それでも後半、ロープを背にしたビボルにカネロはパワーパンチで攻め込んで会場を沸かせます。
10R、ラウンドを経ても衰えないビボルのコンビネーション。対してカネロのパワーには翳りが見えます。やはり疲れています。
やはり大きな相手に対して、通常の12Rとは訳が違うのでしょう。
このラウンドのカネロは踏み込みも甘くなっており、ちょっと届きません。
11R、カネロは序盤からチャージ、力強いパンチを叩き込んでいきます。それをひとしきり凌いだビボルは、コンビネーションで反撃。
ビボルのが攻め込むと、カネロはダックしてビボルの脇に頭を挟み、ビボルを持ち上げたシーン。
カネロは思い通りにいかず、かなりイライラしていますね。自ら「窮地にいる」と示すような行為でもあります。カネロがここまでイライラしたことは、長らく記憶にありません。
これはいよいよ、カネロ政権の終わりが見えて来ました。
カネロのパワーパンチに対してビボルが押し返す場面も増えてきており、ビボルがカネロのパンチになれたのか、それともやはりカネロのパワーが目減りしているのか。

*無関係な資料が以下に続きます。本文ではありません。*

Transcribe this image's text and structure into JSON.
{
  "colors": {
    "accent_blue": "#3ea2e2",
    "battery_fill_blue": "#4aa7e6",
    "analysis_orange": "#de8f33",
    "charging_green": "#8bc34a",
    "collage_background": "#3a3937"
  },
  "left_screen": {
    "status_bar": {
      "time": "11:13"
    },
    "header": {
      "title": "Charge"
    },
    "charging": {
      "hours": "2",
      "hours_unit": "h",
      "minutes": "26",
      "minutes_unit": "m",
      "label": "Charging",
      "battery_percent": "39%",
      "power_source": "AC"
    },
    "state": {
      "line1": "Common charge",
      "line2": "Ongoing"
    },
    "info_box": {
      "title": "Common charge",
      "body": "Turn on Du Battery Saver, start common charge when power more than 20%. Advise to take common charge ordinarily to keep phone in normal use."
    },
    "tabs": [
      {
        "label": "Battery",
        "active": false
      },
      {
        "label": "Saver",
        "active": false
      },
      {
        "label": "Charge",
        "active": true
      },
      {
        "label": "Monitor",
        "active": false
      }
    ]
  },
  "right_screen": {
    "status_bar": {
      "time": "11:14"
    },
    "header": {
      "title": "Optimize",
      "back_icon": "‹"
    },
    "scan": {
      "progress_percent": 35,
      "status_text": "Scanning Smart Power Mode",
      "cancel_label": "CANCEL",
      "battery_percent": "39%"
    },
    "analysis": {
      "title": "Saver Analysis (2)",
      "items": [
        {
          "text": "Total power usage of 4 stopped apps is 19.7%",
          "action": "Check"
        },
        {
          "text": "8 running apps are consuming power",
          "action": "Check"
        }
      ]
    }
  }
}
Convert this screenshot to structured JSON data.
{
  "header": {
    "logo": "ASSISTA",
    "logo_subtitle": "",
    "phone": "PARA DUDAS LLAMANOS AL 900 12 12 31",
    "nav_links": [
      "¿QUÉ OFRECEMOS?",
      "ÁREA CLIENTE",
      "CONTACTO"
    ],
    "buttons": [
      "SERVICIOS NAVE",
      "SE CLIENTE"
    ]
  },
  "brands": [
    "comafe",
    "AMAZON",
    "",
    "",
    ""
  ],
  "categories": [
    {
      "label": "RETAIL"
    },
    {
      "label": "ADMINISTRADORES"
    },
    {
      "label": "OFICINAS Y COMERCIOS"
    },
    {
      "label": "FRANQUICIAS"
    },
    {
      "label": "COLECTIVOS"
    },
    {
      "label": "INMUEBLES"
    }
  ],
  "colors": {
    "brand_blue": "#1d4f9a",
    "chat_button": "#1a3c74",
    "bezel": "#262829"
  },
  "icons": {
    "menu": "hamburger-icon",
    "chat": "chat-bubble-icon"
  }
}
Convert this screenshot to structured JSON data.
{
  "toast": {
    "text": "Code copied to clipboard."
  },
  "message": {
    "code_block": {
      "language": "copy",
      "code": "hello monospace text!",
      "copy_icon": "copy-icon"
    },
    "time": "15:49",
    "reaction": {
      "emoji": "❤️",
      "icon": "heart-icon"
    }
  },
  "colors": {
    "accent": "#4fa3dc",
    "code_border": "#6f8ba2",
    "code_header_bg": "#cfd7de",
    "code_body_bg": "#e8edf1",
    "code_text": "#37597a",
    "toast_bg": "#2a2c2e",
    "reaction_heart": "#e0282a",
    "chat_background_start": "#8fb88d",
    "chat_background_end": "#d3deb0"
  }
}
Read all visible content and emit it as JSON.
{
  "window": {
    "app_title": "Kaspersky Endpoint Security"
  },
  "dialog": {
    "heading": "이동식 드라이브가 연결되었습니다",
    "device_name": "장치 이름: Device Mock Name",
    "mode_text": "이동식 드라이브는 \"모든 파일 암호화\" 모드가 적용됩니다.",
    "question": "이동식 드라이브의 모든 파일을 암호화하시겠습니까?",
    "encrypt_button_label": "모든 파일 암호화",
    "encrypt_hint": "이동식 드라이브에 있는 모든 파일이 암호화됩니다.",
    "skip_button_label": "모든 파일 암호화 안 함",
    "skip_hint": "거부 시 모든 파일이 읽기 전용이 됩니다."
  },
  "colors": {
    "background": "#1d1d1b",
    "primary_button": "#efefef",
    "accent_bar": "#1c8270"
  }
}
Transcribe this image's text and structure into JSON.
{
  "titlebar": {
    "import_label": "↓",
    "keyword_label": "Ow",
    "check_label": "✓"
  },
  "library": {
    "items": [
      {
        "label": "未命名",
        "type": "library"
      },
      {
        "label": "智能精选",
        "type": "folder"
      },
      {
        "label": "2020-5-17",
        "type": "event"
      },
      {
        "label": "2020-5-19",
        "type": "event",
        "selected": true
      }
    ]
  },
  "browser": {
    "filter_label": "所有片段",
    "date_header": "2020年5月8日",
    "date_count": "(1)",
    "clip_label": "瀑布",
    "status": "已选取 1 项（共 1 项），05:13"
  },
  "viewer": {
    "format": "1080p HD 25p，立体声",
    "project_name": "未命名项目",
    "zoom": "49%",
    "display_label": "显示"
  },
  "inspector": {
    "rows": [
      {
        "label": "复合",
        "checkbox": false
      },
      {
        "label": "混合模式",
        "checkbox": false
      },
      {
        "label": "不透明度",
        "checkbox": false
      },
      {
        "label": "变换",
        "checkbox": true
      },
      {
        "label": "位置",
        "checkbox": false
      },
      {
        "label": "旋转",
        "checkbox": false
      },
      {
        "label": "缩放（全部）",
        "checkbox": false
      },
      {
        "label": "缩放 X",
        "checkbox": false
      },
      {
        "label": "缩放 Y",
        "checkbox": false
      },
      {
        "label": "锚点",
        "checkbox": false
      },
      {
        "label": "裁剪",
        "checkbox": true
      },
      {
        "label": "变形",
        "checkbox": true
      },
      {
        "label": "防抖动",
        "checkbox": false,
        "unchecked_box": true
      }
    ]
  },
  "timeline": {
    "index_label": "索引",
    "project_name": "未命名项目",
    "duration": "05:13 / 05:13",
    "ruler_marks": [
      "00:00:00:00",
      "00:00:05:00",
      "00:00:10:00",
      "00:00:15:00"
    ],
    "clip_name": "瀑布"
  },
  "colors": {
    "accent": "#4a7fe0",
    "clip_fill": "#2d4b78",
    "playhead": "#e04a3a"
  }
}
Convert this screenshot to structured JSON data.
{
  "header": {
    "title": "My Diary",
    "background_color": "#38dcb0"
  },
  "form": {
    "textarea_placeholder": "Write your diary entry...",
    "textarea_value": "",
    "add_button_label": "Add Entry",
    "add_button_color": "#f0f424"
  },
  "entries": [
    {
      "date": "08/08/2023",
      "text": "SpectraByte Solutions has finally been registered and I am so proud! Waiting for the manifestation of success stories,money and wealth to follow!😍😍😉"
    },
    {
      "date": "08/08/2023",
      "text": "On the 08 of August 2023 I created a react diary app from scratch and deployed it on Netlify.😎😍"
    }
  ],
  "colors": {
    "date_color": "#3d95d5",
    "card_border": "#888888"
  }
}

ラストラウンド、序盤にカネロが攻め込みますが、中盤はビボルのコンビネーション。ビボルの方がヒット数は随分上だと思います。
ラストラウンド終了、すぐさま勝利をアピールしたのはビボル。上手く戦い、完勝ともいえる内容だと思います。しかし、何度も言うが相手はカネロです。
判定は、3者ともに115-113でドミトリー・ビボルを支持。
ビボルが王座防衛に成功!!!
戦前、「ビボルはジャブでカネロを中に入らせないこと」が重要だと書き、そしてもう一つ「ステップをとめないこと」と書きました。
まさにその通りとなった一戦でしたが、ビボルがフルラウンドにわたりカネロのプレッシャーをいなし続ける事ができた、ということが今一戦最大の勝因だったと思います。その果てには、ビボルは近い距離でもコンビネーションでカネロを下がらせる事もできました。
「サイズ」というのは、思った以上にビボルのアドバンテージになった印象で、カネロのパワーパンチにビボルは全くビビっていませんでした。
ナチュラルなライトヘビーのビボルには、カネロのパワーパンチも通用しませんでした。「階級の壁」とはこの事なのでしょう。
ビボルのパンチもカネロを倒すには至りませんでしたが、カネロの顔面にはいくつもの被弾のあとが見て取れました。今やディフェンスマスターの一人となったカネロにとっては、非常に珍しい光景。
ともあれ、ビボルはこの大一番で過去イチのパフォーマンス。何せあのカネロを破ったのです。判定は思った以上に競っていた事は皆さんの思う所通りだと私も思いますが、今後の両雄の動きにも注目です。